Residual Ore Deposits

• classification of Ore Deposits

• a type of deposit that results from the accumulation of valuable materials through chemical weathering processes

• during the process, the volume of the original rock is greatly reduced by leaching

• important factors for the formation of this deposit include parent rock composition, climate (tropical and sub-tropical: must be favorable for chemical decay) and relief (must not be high to allow accumulation)

• Common deposits are bauxites and nickeliferous laterites.

Project Design

• types of Mineral Exploration

• This is the INITIAL STAGE in formulating a project.

• This involves review of all available data (geologic reports, mining history, maps, etc.), government requirements in acquiring the project, review of social, environmental, political and economic acceptability of the project, and budget and organization proposals.

Field Exploration

• types of Mineral Exploration

• this stage involves PHYSICAL ACTIVITIES in the selected project area.

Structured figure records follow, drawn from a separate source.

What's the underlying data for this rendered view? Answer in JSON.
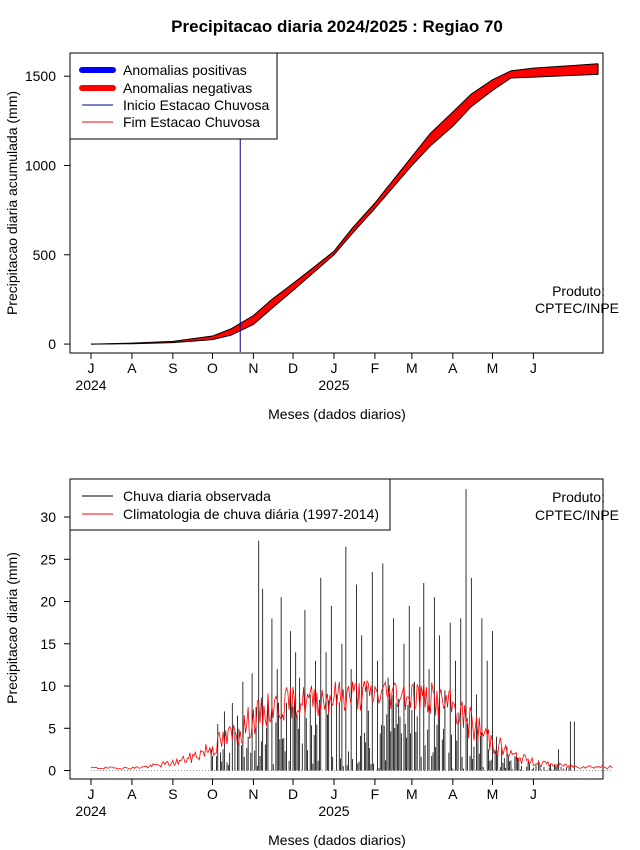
{
  "title": "Precipitacao diaria 2024/2025 : Regiao 70",
  "top_panel": {
    "ylabel": "Precipitacao diaria acumulada (mm)",
    "xlabel": "Meses (dados diarios)",
    "credit_line1": "Produto:",
    "credit_line2": "CPTEC/INPE",
    "legend": [
      {
        "label": "Anomalias positivas",
        "color": "#0000ff",
        "style": "thick"
      },
      {
        "label": "Anomalias negativas",
        "color": "#ff0000",
        "style": "thick"
      },
      {
        "label": "Inicio Estacao Chuvosa",
        "color": "#00008b",
        "style": "thin"
      },
      {
        "label": "Fim Estacao Chuvosa",
        "color": "#ff0000",
        "style": "thin"
      }
    ]
  },
  "bottom_panel": {
    "ylabel": "Precipitacao diaria (mm)",
    "xlabel": "Meses (dados diarios)",
    "credit_line1": "Produto:",
    "credit_line2": "CPTEC/INPE",
    "legend": [
      {
        "label": "Chuva diaria observada",
        "color": "#000000"
      },
      {
        "label": "Climatologia de chuva diária (1997-2014)",
        "color": "#ff0000"
      }
    ]
  },
  "months": [
    "J",
    "A",
    "S",
    "O",
    "N",
    "D",
    "J",
    "F",
    "M",
    "A",
    "M",
    "J"
  ],
  "years": [
    "2024",
    "2025"
  ],
  "chart_data": [
    {
      "type": "area",
      "title": "Precipitacao diaria 2024/2025 : Regiao 70",
      "xlabel": "Meses (dados diarios)",
      "ylabel": "Precipitacao diaria acumulada (mm)",
      "x_start": "2024-07-01",
      "x_end": "2025-07-31",
      "ylim": [
        -50,
        1630
      ],
      "yticks": [
        0,
        500,
        1000,
        1500
      ],
      "rainy_season_start": "2024-10-22",
      "observed_cumulative": [
        {
          "date": "2024-07-01",
          "value": 0
        },
        {
          "date": "2024-08-01",
          "value": 2
        },
        {
          "date": "2024-09-01",
          "value": 8
        },
        {
          "date": "2024-10-01",
          "value": 25
        },
        {
          "date": "2024-10-15",
          "value": 50
        },
        {
          "date": "2024-11-01",
          "value": 110
        },
        {
          "date": "2024-11-15",
          "value": 200
        },
        {
          "date": "2024-12-01",
          "value": 300
        },
        {
          "date": "2024-12-15",
          "value": 390
        },
        {
          "date": "2025-01-01",
          "value": 500
        },
        {
          "date": "2025-01-15",
          "value": 620
        },
        {
          "date": "2025-02-01",
          "value": 760
        },
        {
          "date": "2025-02-15",
          "value": 880
        },
        {
          "date": "2025-03-01",
          "value": 1000
        },
        {
          "date": "2025-03-15",
          "value": 1110
        },
        {
          "date": "2025-04-01",
          "value": 1220
        },
        {
          "date": "2025-04-15",
          "value": 1330
        },
        {
          "date": "2025-05-01",
          "value": 1420
        },
        {
          "date": "2025-05-15",
          "value": 1490
        },
        {
          "date": "2025-06-01",
          "value": 1495
        },
        {
          "date": "2025-07-01",
          "value": 1505
        },
        {
          "date": "2025-07-20",
          "value": 1510
        }
      ],
      "climatology_cumulative": [
        {
          "date": "2024-07-01",
          "value": 0
        },
        {
          "date": "2024-08-01",
          "value": 5
        },
        {
          "date": "2024-09-01",
          "value": 15
        },
        {
          "date": "2024-10-01",
          "value": 45
        },
        {
          "date": "2024-10-15",
          "value": 85
        },
        {
          "date": "2024-11-01",
          "value": 160
        },
        {
          "date": "2024-11-15",
          "value": 250
        },
        {
          "date": "2024-12-01",
          "value": 340
        },
        {
          "date": "2024-12-15",
          "value": 420
        },
        {
          "date": "2025-01-01",
          "value": 520
        },
        {
          "date": "2025-01-15",
          "value": 650
        },
        {
          "date": "2025-02-01",
          "value": 790
        },
        {
          "date": "2025-02-15",
          "value": 920
        },
        {
          "date": "2025-03-01",
          "value": 1050
        },
        {
          "date": "2025-03-15",
          "value": 1180
        },
        {
          "date": "2025-04-01",
          "value": 1300
        },
        {
          "date": "2025-04-15",
          "value": 1400
        },
        {
          "date": "2025-05-01",
          "value": 1480
        },
        {
          "date": "2025-05-15",
          "value": 1530
        },
        {
          "date": "2025-06-01",
          "value": 1545
        },
        {
          "date": "2025-07-01",
          "value": 1560
        },
        {
          "date": "2025-07-20",
          "value": 1570
        }
      ]
    },
    {
      "type": "bar",
      "xlabel": "Meses (dados diarios)",
      "ylabel": "Precipitacao diaria (mm)",
      "x_start": "2024-07-01",
      "x_end": "2025-07-31",
      "ylim": [
        -1,
        34.5
      ],
      "yticks": [
        0,
        5,
        10,
        15,
        20,
        25,
        30
      ],
      "observed_peaks": [
        {
          "date": "2024-09-30",
          "value": 2.5
        },
        {
          "date": "2024-10-05",
          "value": 5.5
        },
        {
          "date": "2024-10-10",
          "value": 7.0
        },
        {
          "date": "2024-10-16",
          "value": 8.0
        },
        {
          "date": "2024-10-20",
          "value": 6.5
        },
        {
          "date": "2024-10-24",
          "value": 10.5
        },
        {
          "date": "2024-10-28",
          "value": 4.0
        },
        {
          "date": "2024-10-31",
          "value": 11.5
        },
        {
          "date": "2024-11-03",
          "value": 7.5
        },
        {
          "date": "2024-11-05",
          "value": 27.2
        },
        {
          "date": "2024-11-08",
          "value": 21.5
        },
        {
          "date": "2024-11-12",
          "value": 9.0
        },
        {
          "date": "2024-11-15",
          "value": 18.0
        },
        {
          "date": "2024-11-19",
          "value": 12.0
        },
        {
          "date": "2024-11-22",
          "value": 20.5
        },
        {
          "date": "2024-11-26",
          "value": 8.0
        },
        {
          "date": "2024-11-29",
          "value": 16.5
        },
        {
          "date": "2024-12-03",
          "value": 14.0
        },
        {
          "date": "2024-12-06",
          "value": 11.0
        },
        {
          "date": "2024-12-10",
          "value": 19.0
        },
        {
          "date": "2024-12-14",
          "value": 9.0
        },
        {
          "date": "2024-12-18",
          "value": 13.0
        },
        {
          "date": "2024-12-22",
          "value": 22.8
        },
        {
          "date": "2024-12-26",
          "value": 14.0
        },
        {
          "date": "2024-12-30",
          "value": 19.5
        },
        {
          "date": "2025-01-03",
          "value": 9.0
        },
        {
          "date": "2025-01-07",
          "value": 15.0
        },
        {
          "date": "2025-01-10",
          "value": 26.5
        },
        {
          "date": "2025-01-14",
          "value": 12.0
        },
        {
          "date": "2025-01-18",
          "value": 22.0
        },
        {
          "date": "2025-01-22",
          "value": 16.0
        },
        {
          "date": "2025-01-26",
          "value": 10.0
        },
        {
          "date": "2025-01-30",
          "value": 23.5
        },
        {
          "date": "2025-02-03",
          "value": 13.0
        },
        {
          "date": "2025-02-07",
          "value": 24.5
        },
        {
          "date": "2025-02-11",
          "value": 11.0
        },
        {
          "date": "2025-02-15",
          "value": 18.0
        },
        {
          "date": "2025-02-19",
          "value": 8.5
        },
        {
          "date": "2025-02-23",
          "value": 15.0
        },
        {
          "date": "2025-02-27",
          "value": 19.5
        },
        {
          "date": "2025-03-03",
          "value": 10.5
        },
        {
          "date": "2025-03-07",
          "value": 17.0
        },
        {
          "date": "2025-03-10",
          "value": 22.2
        },
        {
          "date": "2025-03-14",
          "value": 12.0
        },
        {
          "date": "2025-03-18",
          "value": 20.5
        },
        {
          "date": "2025-03-22",
          "value": 16.0
        },
        {
          "date": "2025-03-26",
          "value": 9.5
        },
        {
          "date": "2025-03-30",
          "value": 17.5
        },
        {
          "date": "2025-04-03",
          "value": 13.0
        },
        {
          "date": "2025-04-07",
          "value": 18.0
        },
        {
          "date": "2025-04-11",
          "value": 33.3
        },
        {
          "date": "2025-04-15",
          "value": 22.8
        },
        {
          "date": "2025-04-19",
          "value": 9.0
        },
        {
          "date": "2025-04-23",
          "value": 18.0
        },
        {
          "date": "2025-04-27",
          "value": 13.0
        },
        {
          "date": "2025-05-01",
          "value": 16.5
        },
        {
          "date": "2025-05-04",
          "value": 4.0
        },
        {
          "date": "2025-05-12",
          "value": 2.8
        },
        {
          "date": "2025-05-20",
          "value": 1.5
        },
        {
          "date": "2025-06-05",
          "value": 1.2
        },
        {
          "date": "2025-06-20",
          "value": 2.5
        },
        {
          "date": "2025-06-29",
          "value": 5.8
        },
        {
          "date": "2025-07-02",
          "value": 5.8
        }
      ],
      "climatology": [
        {
          "date": "2024-07-01",
          "value": 0.3
        },
        {
          "date": "2024-07-15",
          "value": 0.3
        },
        {
          "date": "2024-08-01",
          "value": 0.3
        },
        {
          "date": "2024-08-15",
          "value": 0.5
        },
        {
          "date": "2024-09-01",
          "value": 0.9
        },
        {
          "date": "2024-09-15",
          "value": 1.5
        },
        {
          "date": "2024-10-01",
          "value": 2.8
        },
        {
          "date": "2024-10-15",
          "value": 4.0
        },
        {
          "date": "2024-11-01",
          "value": 6.0
        },
        {
          "date": "2024-11-15",
          "value": 7.5
        },
        {
          "date": "2024-12-01",
          "value": 8.0
        },
        {
          "date": "2024-12-15",
          "value": 8.3
        },
        {
          "date": "2025-01-01",
          "value": 8.8
        },
        {
          "date": "2025-01-15",
          "value": 9.0
        },
        {
          "date": "2025-02-01",
          "value": 9.0
        },
        {
          "date": "2025-02-15",
          "value": 9.2
        },
        {
          "date": "2025-03-01",
          "value": 9.0
        },
        {
          "date": "2025-03-15",
          "value": 8.5
        },
        {
          "date": "2025-04-01",
          "value": 7.5
        },
        {
          "date": "2025-04-15",
          "value": 5.5
        },
        {
          "date": "2025-05-01",
          "value": 3.5
        },
        {
          "date": "2025-05-15",
          "value": 1.8
        },
        {
          "date": "2025-06-01",
          "value": 1.0
        },
        {
          "date": "2025-06-15",
          "value": 0.7
        },
        {
          "date": "2025-07-01",
          "value": 0.5
        },
        {
          "date": "2025-07-31",
          "value": 0.4
        }
      ]
    }
  ]
}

• this can be subdivided intro three phases

Regional Reconnaissance

• Field Exploration Phase 1

• The main objective is to identify targets or interesting mineralized zones covering a relatively large area (regional). In general, the activities involve regional surface investigation and interpretation.

Detailed Exploration

• Field Exploration Phase 2

• This involves more detailed surface and subsurface activities with the objective of finding and delineating targets or mineralized zones.

Prospect Evaluation

• Field Exploration Phase 3

• The main objective is to assess market profitability by (1) extensive resource, geotechnical and engineering drilling (2) metallurgical testing and (3) environmental and societal cost assessment.

Feasibility Study

• types of Mineral Exploration

• determines and validates the accuracy of all date and information collected from the different stages.

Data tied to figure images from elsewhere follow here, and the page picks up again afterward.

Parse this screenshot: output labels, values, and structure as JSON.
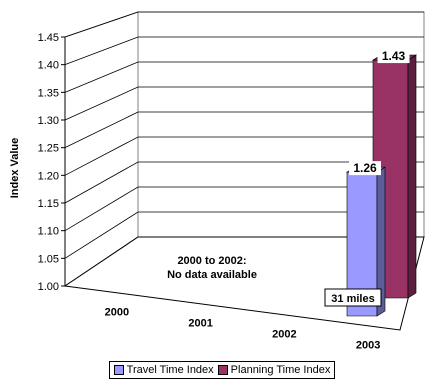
{
  "chart_data": {
    "type": "bar",
    "title": "",
    "ylabel": "Index Value",
    "xlabel": "",
    "ylim": [
      1.0,
      1.45
    ],
    "yticks": [
      "1.00",
      "1.05",
      "1.10",
      "1.15",
      "1.20",
      "1.25",
      "1.30",
      "1.35",
      "1.40",
      "1.45"
    ],
    "categories": [
      "2000",
      "2001",
      "2002",
      "2003"
    ],
    "series": [
      {
        "name": "Travel Time Index",
        "color": "#9999FF",
        "values": [
          null,
          null,
          null,
          1.26
        ],
        "labels": [
          "",
          "",
          "",
          "1.26"
        ]
      },
      {
        "name": "Planning Time Index",
        "color": "#993366",
        "values": [
          null,
          null,
          null,
          1.43
        ],
        "labels": [
          "",
          "",
          "",
          "1.43"
        ]
      }
    ],
    "annotations": {
      "no_data_line1": "2000 to 2002:",
      "no_data_line2": "No data available",
      "miles": "31 miles"
    },
    "grid": true,
    "legend_position": "bottom",
    "style": "3d"
  }
}
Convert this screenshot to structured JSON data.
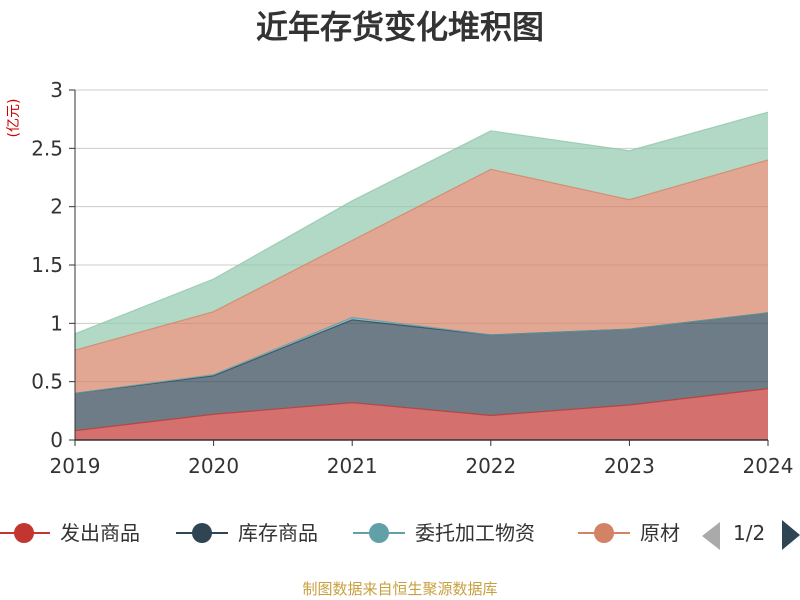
{
  "chart_data": {
    "type": "area",
    "stacked": true,
    "title": "近年存货变化堆积图",
    "ylabel": "(亿元)",
    "xlabel": "",
    "categories": [
      "2019",
      "2020",
      "2021",
      "2022",
      "2023",
      "2024"
    ],
    "ylim": [
      0,
      3
    ],
    "yticks": [
      "0",
      "0.5",
      "1",
      "1.5",
      "2",
      "2.5",
      "3"
    ],
    "series": [
      {
        "name": "发出商品",
        "color": "#c23531",
        "values": [
          0.08,
          0.22,
          0.32,
          0.21,
          0.3,
          0.44
        ]
      },
      {
        "name": "库存商品",
        "color": "#2f4554",
        "values": [
          0.32,
          0.33,
          0.71,
          0.69,
          0.65,
          0.65
        ]
      },
      {
        "name": "委托加工物资",
        "color": "#61a0a8",
        "values": [
          0.0,
          0.01,
          0.02,
          0.0,
          0.0,
          0.0
        ]
      },
      {
        "name": "原材料",
        "color": "#d48265",
        "values": [
          0.37,
          0.54,
          0.66,
          1.42,
          1.11,
          1.31
        ]
      },
      {
        "name": "",
        "color": "#91c7ae",
        "values": [
          0.14,
          0.28,
          0.34,
          0.33,
          0.42,
          0.41
        ]
      }
    ],
    "legend": {
      "position": "bottom",
      "visible_items": [
        "发出商品",
        "库存商品",
        "委托加工物资",
        "原材"
      ],
      "page": "1/2"
    },
    "source": "制图数据来自恒生聚源数据库",
    "grid": true
  }
}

• the purpose is for independent assesses to satisfy interested investors to raise funds and bring the project into productions

Surface Mining

• Mining Method

• utilized to extract ore minerals that are close to Earth’s surface

• SHALLOW deposits are removed

Quarry (quarrying)

• types of surface mining

• a place from which dimension stone, rock, construction aggregate, riprap, sand, gravel, or slate has been excavated from the ground

Open-Pit Mining

• types of surface mining

• machines dig holes and remove ores, sand grave and stone

• toxic groundwater can accumulate at the bottom

Area Strip Mining

• types of surface mining

• Earth movers strips away overburden and giant shovels removes mineral deposit

• often leaves highly erodible hills of rubble called spoil banks

Contour Strip Mining

• types of surface mining

• used on hilly or mountainous terrain

• unless the land is restored, a wall of dirt is left in front of a highly erodible bank called highwall

Underground Mining

• Mining Method

• utilized to extract ore minerals from the orebody that is deep under the Earth’s surface

Smelting

• Mineral extraction

• a process of applying heat to ore in order to extract a base metal. It is a form of extractive metallurgy. It is used to extract many metals from their ores, including silver, iron, copper, and other base metals.

Heavy media separation

• Mineral extraction: Milling Recovery Method

• The crushed rocks are submerged in liquid where the heavier/denser minerals sink thus are separated from the lighter minerals.

Magnetic Separation

• Mineral extraction: Milling Recovery Method

• If the metal or mineral is magnetic, the crushed ore is separated from the waste materials using a powerful magnet.

Flotation

• Mineral extraction: Milling Recovery Method

• The powdered ore is placed into an agitated and frothy slurry where some minerals may either sink to the bottom or may stick to the bubbles and rise to the top thus separating the minerals and metals from the waste.

Cyanide Heap Leaching

• Mineral extraction: Milling Recovery Method

• This method used for low-grade gold ore where the crushed rock is placed on a “leach pile” where cyanide solution is sprayed or dripped on top of the pile.